The credit is being applied to second-half 2025 real estate tax bills, which are payable in 2026, and the county’s second-half due date for this collection is August 5, 2026. Property owners can compare the Holmes County Auditor’s online real estate search parcel record with the bill itself, since the county records now show the tax year and payable year for the current collection.

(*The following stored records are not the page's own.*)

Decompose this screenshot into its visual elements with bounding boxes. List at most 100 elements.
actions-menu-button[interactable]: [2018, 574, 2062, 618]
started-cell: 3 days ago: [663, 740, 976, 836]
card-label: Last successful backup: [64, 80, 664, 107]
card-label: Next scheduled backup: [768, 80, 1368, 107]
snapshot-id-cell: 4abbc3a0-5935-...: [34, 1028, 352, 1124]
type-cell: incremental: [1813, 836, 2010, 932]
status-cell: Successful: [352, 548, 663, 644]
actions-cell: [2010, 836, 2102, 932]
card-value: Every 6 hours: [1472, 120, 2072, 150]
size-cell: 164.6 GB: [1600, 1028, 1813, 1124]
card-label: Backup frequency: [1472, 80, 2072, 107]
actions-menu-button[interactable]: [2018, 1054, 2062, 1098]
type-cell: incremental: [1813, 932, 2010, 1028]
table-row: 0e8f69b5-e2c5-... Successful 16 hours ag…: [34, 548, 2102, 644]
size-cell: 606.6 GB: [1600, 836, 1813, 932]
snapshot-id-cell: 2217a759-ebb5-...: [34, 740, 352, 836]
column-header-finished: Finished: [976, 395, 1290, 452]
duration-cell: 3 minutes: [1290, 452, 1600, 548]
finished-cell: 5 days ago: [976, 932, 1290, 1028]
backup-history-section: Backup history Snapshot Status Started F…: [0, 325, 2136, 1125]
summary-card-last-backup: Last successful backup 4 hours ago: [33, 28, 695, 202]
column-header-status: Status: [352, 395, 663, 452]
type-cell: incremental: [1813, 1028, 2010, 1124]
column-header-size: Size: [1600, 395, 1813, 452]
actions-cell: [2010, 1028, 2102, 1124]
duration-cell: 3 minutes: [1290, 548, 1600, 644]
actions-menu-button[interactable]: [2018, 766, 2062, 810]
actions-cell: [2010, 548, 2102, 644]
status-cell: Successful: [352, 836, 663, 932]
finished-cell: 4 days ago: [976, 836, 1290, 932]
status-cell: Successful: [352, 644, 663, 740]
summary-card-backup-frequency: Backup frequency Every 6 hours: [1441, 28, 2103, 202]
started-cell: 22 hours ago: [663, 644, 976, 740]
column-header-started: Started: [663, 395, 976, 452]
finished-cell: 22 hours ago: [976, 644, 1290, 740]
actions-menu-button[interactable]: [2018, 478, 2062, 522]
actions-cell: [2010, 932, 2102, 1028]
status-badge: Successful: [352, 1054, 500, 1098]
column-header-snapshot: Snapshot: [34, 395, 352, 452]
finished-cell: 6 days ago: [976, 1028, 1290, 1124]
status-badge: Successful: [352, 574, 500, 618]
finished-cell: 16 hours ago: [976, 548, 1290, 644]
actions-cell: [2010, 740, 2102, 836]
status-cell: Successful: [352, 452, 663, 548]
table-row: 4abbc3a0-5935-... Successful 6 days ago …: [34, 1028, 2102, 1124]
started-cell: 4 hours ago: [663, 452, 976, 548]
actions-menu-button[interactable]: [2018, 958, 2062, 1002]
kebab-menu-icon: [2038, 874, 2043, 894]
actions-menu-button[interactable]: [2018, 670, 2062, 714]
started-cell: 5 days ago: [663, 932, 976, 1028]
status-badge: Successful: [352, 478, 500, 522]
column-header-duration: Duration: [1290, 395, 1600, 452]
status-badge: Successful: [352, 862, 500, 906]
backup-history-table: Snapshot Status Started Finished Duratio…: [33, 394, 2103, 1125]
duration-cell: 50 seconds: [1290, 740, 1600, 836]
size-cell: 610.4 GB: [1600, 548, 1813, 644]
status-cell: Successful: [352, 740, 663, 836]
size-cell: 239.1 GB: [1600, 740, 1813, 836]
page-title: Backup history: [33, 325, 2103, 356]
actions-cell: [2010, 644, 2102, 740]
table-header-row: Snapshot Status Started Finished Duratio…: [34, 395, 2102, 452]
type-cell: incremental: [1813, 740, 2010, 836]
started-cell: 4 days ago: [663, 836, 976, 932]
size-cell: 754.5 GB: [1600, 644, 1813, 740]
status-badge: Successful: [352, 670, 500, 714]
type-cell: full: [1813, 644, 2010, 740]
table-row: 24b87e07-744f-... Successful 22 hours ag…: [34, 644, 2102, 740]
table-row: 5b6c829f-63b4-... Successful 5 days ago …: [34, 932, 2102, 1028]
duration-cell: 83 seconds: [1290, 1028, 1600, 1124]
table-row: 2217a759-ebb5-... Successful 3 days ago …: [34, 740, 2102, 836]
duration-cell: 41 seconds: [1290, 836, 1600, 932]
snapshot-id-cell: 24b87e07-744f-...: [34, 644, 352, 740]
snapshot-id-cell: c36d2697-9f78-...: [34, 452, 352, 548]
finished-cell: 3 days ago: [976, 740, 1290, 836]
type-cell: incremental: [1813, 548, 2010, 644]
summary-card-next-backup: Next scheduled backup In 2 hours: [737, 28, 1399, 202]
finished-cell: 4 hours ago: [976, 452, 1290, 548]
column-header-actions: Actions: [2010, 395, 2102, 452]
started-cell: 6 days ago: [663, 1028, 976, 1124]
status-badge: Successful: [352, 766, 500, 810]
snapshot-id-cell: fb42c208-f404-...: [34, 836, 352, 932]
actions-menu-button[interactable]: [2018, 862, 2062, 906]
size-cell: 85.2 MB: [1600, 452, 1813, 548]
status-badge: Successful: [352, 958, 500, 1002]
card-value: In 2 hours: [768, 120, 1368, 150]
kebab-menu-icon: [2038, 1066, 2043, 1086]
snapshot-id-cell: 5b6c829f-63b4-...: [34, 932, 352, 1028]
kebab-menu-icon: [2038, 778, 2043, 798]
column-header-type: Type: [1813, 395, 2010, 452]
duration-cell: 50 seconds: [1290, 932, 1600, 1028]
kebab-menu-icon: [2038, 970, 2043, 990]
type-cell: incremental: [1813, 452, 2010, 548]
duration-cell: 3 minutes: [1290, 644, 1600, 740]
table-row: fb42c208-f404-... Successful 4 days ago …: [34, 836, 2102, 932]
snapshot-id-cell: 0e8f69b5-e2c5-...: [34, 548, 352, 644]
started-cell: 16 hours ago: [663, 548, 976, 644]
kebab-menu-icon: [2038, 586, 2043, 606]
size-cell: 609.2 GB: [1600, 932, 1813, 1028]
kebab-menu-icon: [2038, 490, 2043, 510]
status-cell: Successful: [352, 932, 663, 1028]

The five-bill property-tax package signed by the governor in December 2025, including House Bill 186, totals more than $3 billion in savings. House Bill 186 alone is projected to save Ohio property owners nearly $1.7 billion over three years, and residents could begin seeing relief as early as June 2026. The bill covers all eligible property statewide starting in tax year 2025, and it does not eliminate Ohio’s 20-mill floor, which guarantees school districts at least 20 mills of property tax revenue for current expenses. School-board advocates warned that limiting growth could pressure school budgets and force cuts or layoffs.